Выбрать главу

Без сомнения, у Камю предостаточно яростного остроумия в развенчании казенной мертвечины, с тупым упорством давящей живую жизнь. Ему не занимать ни искренности, ни исполненной серьезности тяги ко всему, что восстает против подделок. Все это побуждает прислушаться к прозвучавшему в «Постороннем» вовсе не праздному беспокойству по поводу оскудения гражданственности, промотавшей свою душу и полагающей, что она тем успешнее повергает в священный трепет и обеспечивает здоровую нравственность, чем сильнее сотрясает воздух, бряцая затверженными прописями.

Камю помышлял, однако, о гораздо большем, чем просто сигнал тревоги. Конечно, Мерсо для него еще не мудрец, постигший все секреты праведной жизни. Но все-таки уже послушник, находящийся в преддверии благодати — по словам самого Камю, обладатель «правды, правды быть и чувствовать, пусть пока что негативной, однако такой, без которой никакого овладения самим собой и миром вообще невозможно». Из повести исподволь вытекал ненавязчивый совет не пренебречь откровениями предсмертного часа.

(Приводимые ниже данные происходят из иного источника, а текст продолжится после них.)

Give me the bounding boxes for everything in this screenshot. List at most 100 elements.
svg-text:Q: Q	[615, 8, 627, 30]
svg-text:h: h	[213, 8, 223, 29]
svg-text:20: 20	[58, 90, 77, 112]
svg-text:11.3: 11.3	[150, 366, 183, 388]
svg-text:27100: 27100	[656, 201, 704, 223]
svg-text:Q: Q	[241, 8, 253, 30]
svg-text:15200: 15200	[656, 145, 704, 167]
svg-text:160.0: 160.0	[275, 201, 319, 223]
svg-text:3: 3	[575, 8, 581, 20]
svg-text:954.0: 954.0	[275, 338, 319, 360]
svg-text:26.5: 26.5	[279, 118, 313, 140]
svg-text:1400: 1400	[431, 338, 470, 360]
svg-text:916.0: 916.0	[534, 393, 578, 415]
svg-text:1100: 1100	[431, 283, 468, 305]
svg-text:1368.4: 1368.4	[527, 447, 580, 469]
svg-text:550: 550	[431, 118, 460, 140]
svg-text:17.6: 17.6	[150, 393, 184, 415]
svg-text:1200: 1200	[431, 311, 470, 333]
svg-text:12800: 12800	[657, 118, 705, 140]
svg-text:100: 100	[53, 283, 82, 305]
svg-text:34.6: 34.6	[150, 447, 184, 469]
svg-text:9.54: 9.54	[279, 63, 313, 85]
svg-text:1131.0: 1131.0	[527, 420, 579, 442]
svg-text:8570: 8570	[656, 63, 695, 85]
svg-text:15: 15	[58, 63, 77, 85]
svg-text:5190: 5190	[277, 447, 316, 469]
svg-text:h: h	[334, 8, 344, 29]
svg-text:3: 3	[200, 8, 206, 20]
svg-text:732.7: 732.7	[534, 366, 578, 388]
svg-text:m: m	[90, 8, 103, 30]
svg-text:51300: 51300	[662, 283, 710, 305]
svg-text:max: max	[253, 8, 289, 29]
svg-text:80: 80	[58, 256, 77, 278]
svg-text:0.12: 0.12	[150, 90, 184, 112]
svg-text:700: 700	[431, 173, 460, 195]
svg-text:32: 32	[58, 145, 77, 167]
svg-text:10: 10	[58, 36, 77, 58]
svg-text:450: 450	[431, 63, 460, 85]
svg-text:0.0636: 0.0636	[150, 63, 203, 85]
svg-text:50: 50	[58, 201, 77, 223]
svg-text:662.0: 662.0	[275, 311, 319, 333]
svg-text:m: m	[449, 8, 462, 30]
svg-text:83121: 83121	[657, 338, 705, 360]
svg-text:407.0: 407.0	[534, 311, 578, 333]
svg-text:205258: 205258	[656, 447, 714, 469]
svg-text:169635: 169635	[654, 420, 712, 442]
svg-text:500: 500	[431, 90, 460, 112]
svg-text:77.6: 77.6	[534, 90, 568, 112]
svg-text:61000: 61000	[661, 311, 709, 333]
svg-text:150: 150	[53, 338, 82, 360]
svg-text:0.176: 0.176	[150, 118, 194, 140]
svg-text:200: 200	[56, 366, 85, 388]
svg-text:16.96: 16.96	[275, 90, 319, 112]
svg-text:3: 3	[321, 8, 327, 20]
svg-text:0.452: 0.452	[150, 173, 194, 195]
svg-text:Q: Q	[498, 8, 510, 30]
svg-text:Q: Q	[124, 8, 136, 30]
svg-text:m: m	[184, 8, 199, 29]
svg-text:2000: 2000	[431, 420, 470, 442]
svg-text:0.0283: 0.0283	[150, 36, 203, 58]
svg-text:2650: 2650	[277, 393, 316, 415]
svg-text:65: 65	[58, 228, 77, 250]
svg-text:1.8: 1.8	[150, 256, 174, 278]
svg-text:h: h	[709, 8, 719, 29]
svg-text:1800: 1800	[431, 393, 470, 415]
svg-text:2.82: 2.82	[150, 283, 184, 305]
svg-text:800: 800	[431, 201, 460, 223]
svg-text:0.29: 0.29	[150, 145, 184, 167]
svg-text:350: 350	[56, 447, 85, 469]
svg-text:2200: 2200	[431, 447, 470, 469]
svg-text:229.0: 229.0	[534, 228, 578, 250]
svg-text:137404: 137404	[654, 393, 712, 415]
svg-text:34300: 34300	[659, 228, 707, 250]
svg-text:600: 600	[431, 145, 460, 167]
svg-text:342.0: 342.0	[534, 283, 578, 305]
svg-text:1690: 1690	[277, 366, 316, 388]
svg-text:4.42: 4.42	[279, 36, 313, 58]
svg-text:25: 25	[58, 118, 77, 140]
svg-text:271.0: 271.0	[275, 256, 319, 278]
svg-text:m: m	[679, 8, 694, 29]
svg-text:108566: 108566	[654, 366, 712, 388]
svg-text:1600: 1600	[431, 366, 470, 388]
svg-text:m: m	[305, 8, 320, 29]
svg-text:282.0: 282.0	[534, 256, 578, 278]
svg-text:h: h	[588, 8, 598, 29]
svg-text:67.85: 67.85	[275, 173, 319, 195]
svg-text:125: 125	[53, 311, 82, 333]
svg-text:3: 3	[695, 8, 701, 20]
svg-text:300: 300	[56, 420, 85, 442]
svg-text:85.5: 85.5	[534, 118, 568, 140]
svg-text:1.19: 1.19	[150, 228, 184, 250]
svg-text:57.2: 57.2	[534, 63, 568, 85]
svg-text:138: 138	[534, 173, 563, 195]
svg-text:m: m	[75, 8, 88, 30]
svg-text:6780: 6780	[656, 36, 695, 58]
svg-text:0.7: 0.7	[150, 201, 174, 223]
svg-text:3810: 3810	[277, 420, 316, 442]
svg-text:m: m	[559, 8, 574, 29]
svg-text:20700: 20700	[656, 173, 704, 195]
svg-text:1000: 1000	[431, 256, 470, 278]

Но, увы, заверения «постороннего», причастившегося сиюминутных яств земных, не очень-то убеждали: этому мешала гильотина впереди, да и труп жертвы позади. Камю слишком легко принимал и выдавал за правдоискательство мифы душеспасения через побег в окраинные скиты жизни сугубо телесной, довольствуясь тем, что мастерски перелагал бытующие вокруг толки о суете сует, об очистке от скверны ненатурального и омовении в прозрачных водах естества. И в своей поглощенности столь прельщавшими его языческими ценностями не замечал, что вся эта расхожая мыслительная монета подсунута ему тем самым строем жизни, против которого он ополчился. Презрительное «нет», брошенное Камю порядкам, которые прикрывают свою опустошенность ветхими лохмотьями словес, и сами-то в них как следует не веря, с лихвой заслужено. Однако правда разобществления и добровольного робинзонства, чьим подвижником сделан «посторонний», выглядит небезопасным томлением не просто блудных, но и во многом заплутавших детей самодовольной охранительной добропорядочности, опьяненных и сбитых с толку своим отпадением от отчей опеки.

4

Одновременно с невзрачным «посторонним» те же мучительные истины относительно смертного удела людского открывал для себя у Камю, только с куда более страшными последствиями, вознесенный к высотам власти римский самодержец Калигула из одноименной трагедии. И эта философская перекличка двух столь разных лиц проливала дополнительный свет на опасности, которыми бывают чреваты такие прозрения.

Калигула, как он рисуется в этой пьесе, заставляющей своими острыми словесными схватками вспомнить перо Камю — мастера эссе, вовсе не злодей с колыбели. Кровавым безумцем благовоспитанного и незлобивого по природе юношу сделала жгучая боль от утраты возлюбленной, когда у ее бездыханного тела он вдруг в ужасе осознал: жизнь, рано или поздно обрываемая смертью, устроена вопиюще нелепо и нестерпимо. Между тем мало кто из его подданных хочет в это вникать, предпочитая изо дня в день глушить свой ум суетными хлопотами. Уязвленный осенившей его ясностью, Калигула желает просветить своих вельмож, да и весь народ. И ради этого учиняет чудовищное лицедейство: как бы соперничая в произволе с судьбой, он измывается над ними с сатанинской изощренностью, дабы вбить в их головы правду всех правд, гласящую, что ее нет на земле и в помине. Как нет в таком случае и поступков добродетельных или дурных по причине отсутствия для них ценностного мерила там, где хозяйничают прихоть и хаос. Каждый волен покорно идти на заклание, а волен и поднять руку на палача. Волен вообще вести себя как вздумается. Калигула преподает уроки свободы, истолкованной как своеволие и вседозволенность.